La parola è un segno della somiglianza dell’uomo a Dio. Dio parla e ci dona un librone di più di mille pagine: la Bibbia, che il Cardinal Martini chiamava: ”lampada ai suoi passi”. In quel testo leggiamo che gli idoli hanno bocca, ma non parlano. Gli animali comunicano, ma non a parole. Il cane Argo ha un sussulto vedendo Ulisse dopo 20 anni, ma non dice: ”Ti ho riconosciuto”. Il cavallo esprime la sua fatica con un sudore … da cavallo, ma non dice: ”Mi avete fatto tirare troppo il carro”. Il micio si avvicina e struscia ma non dice: ”Ho bisogno di coccole”. La gallina canta ma non spiega: ”Ho fatto l’uovo e sono pronta per essere fecondata”. Il cigno esprime il suo lamento, senza dire: ”Ascoltatemi, che sto per morire”. Solo l’uomo parla. Venire al mondo è accedere alla parola. La parola è la facoltà di esprimere il proprio punto di vista e discuterlo con gli altri e con se stessi. La parola è il luogo della nostra umanità singolare, ancorata alla nostra carne, alla nostra sessualità, nella nostra storia personale e sociale. Come i cibi possono piacere o non piacere, nutrire o avvelenare, così è delle parole.

 

Le parole spiacevoli

Talvolta siamo costretti ad ascoltarle, specialmente dagli oratori. Ci sono quelli che parlano “a testo” (Il Papa, il Presidente della Repubblica…), quelli che parlano “a braccio”, ma esprimendo valori e concetti, e purtroppo quelli che parlano “a vanvera”. Ci sono talvolta dei politici che hanno dimenticato la regola delle tre “C” (chiaro, conciso e convincente) e fanno sproloqui seguendo il canone negativo delle tre “V” (vago, verboso, vacillante). C’è qualcuno molto bravo a parlare per un’ora senza dire niente: discorsi stomachevoli a vanvera. È brutto anche ascoltare parole insincere di chi non ti puoi fidare. Ho conosciuto una persona che aveva l’abitudine di iniziare con: ”A dire la verità…”: quando parlava così era chiarissimo che stava per dire una bugia.

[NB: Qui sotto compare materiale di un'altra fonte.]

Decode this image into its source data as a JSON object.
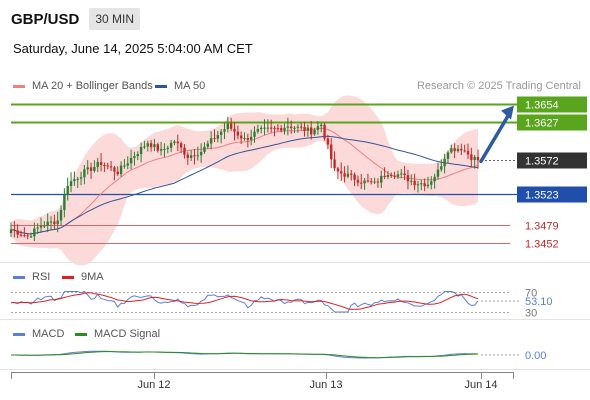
{
  "header": {
    "symbol": "GBP/USD",
    "timeframe": "30 MIN"
  },
  "datetime": "Saturday, June 14, 2025 5:04:00 AM CET",
  "credit": "Research © 2025 Trading Central",
  "colors": {
    "ma20": "#f08080",
    "ma50": "#2e5597",
    "bollinger_fill": "#fbd3d3",
    "bull": "#2e7d32",
    "bear": "#c62828",
    "resistance": "#5aa51e",
    "support": "#1f4faa",
    "weak_support": "#e06666",
    "current": "#333333",
    "arrow": "#2e5aa0",
    "rsi": "#5b7fd6",
    "rsi_ma": "#e02020",
    "macd": "#5b7fd6",
    "macd_signal": "#2e8b22"
  },
  "chart_data": [
    {
      "type": "candlestick",
      "title": "GBP/USD",
      "legend": [
        {
          "name": "MA 20 + Bollinger Bands",
          "color": "#f08080"
        },
        {
          "name": "MA 50",
          "color": "#2e5597"
        }
      ],
      "x_ticks": [
        "Jun 12",
        "Jun 13",
        "Jun 14"
      ],
      "ylim": [
        1.3425,
        1.3665
      ],
      "price_anchors": [
        [
          0,
          1.3472
        ],
        [
          5,
          1.3462
        ],
        [
          9,
          1.3478
        ],
        [
          14,
          1.3485
        ],
        [
          17,
          1.3538
        ],
        [
          22,
          1.3555
        ],
        [
          27,
          1.3568
        ],
        [
          32,
          1.3555
        ],
        [
          36,
          1.3575
        ],
        [
          41,
          1.3598
        ],
        [
          45,
          1.3585
        ],
        [
          49,
          1.36
        ],
        [
          53,
          1.3578
        ],
        [
          57,
          1.3585
        ],
        [
          61,
          1.3605
        ],
        [
          65,
          1.3622
        ],
        [
          70,
          1.3602
        ],
        [
          74,
          1.3614
        ],
        [
          80,
          1.3618
        ],
        [
          83,
          1.3622
        ],
        [
          87,
          1.3618
        ],
        [
          90,
          1.3614
        ],
        [
          93,
          1.3624
        ],
        [
          97,
          1.3557
        ],
        [
          101,
          1.355
        ],
        [
          105,
          1.3542
        ],
        [
          109,
          1.3538
        ],
        [
          113,
          1.3555
        ],
        [
          117,
          1.355
        ],
        [
          121,
          1.354
        ],
        [
          125,
          1.3538
        ],
        [
          128,
          1.3556
        ],
        [
          131,
          1.3588
        ],
        [
          135,
          1.359
        ],
        [
          138,
          1.3577
        ],
        [
          140,
          1.3572
        ]
      ],
      "levels": [
        {
          "label": "1.3654",
          "value": 1.3654,
          "kind": "resistance"
        },
        {
          "label": "1.3627",
          "value": 1.3627,
          "kind": "resistance"
        },
        {
          "label": "1.3572",
          "value": 1.3572,
          "kind": "current"
        },
        {
          "label": "1.3523",
          "value": 1.3523,
          "kind": "support"
        },
        {
          "label": "1.3479",
          "value": 1.3479,
          "kind": "weak_support"
        },
        {
          "label": "1.3452",
          "value": 1.3452,
          "kind": "weak_support"
        }
      ],
      "forecast_arrow": {
        "from": 1.3572,
        "to": 1.3654
      }
    },
    {
      "type": "line",
      "title": "RSI",
      "legend": [
        {
          "name": "RSI",
          "color": "#5b7fd6"
        },
        {
          "name": "9MA",
          "color": "#e02020"
        }
      ],
      "ylim": [
        25,
        75
      ],
      "reference_levels": [
        70,
        30
      ],
      "last_value": "53.10"
    },
    {
      "type": "line",
      "title": "MACD",
      "legend": [
        {
          "name": "MACD",
          "color": "#5b7fd6"
        },
        {
          "name": "MACD Signal",
          "color": "#2e8b22"
        }
      ],
      "zero_label": "0.00"
    }
  ]
}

Di un altro personaggio si mormorava: ”Quello lì dice qualche volta la verità: quando proprio è a corto di bugie”. Stanca anche il discorso ironico. L’ironia è la dissimulazione del proprio pensiero, con parole che significano il contrario di ciò che si vuol dire, con il tono tuttavia di lasciar intendere il loro significato. Non bisogna affidarsi eccessivamente all’intelligenza di chi ascolta: può trattarsi di un genuino, un semplice, che rimane disorientato. Urtano le parole urlate dalle persone arrabbiate. Esse urlano perché il loro cuore è lontano. Quando due persone sono innamorate, non gridano, ma parlano piano. I loro cuori sono vicini. La distanza tra loro è piccola, talmente piccola che spesso amano sussurrare tra loro  e si capiscono con uno sguardo o un bacio.

 

Le parole piacevoli

Sono quelle della semplicità. Don Primo Mazzolari disse: ”Le grandi parole riescono forse ad esaltarci, ma sono le parole che hanno il sapore delle labbra paterne che ci tengono veramente su il cuore. Siamo stanchi di tutto, in diffidenza verso tutti. Abbiamo anche il cuore chiuso: ma se uno ci parla come si parla ai fanciulli, tutto si spalanca”. È la semplicità a cui allude l’autore del Piccolo Principe, quando afferma che tutti gli uomini sono stati bambini, ma sono pochi quelli che lo ricordano. È la semplicità del Vangelo, capace di esprimere cose altissime con parole comuni, relative alla vita del tempo del Maestro di Nazaret. Una semplicità capace di seminare molta gioia e speranza. Una confidenza. Quando stavo per diventare prete, il curriculum della laurea in Teologia aveva eliminato la materia della sacra eloquenza. Io mi domandavo come avrei fatto a tenere prediche, sermoni, omelie, senza che nessuno me lo insegnasse. Un vecchio docente, saggio e devoto mi disse: ”Non preoccuparti: prima prega, poi pensa bene le parole giuste, quando sei sul pulpito dille, poi scendi senza tirare in lungo”. Un altro professore, più giovane e scanzonato: ”Le prediche devono essere come le minigonne: corte e aderenti alla vita”. Come mai nel rito romano subito dopo la predica c’è il Credo? Qualcuno malignamente ha detto il motivo: “Nonostante quello che ha detto il predicatore…diciamo: Credo”. Mi domando spesso se sono stato un buon operatore della Parola o un parlatore a vuoto che ha indotto i fedeli a dire: ”Nonostante le parole che ho ascoltato, credo”.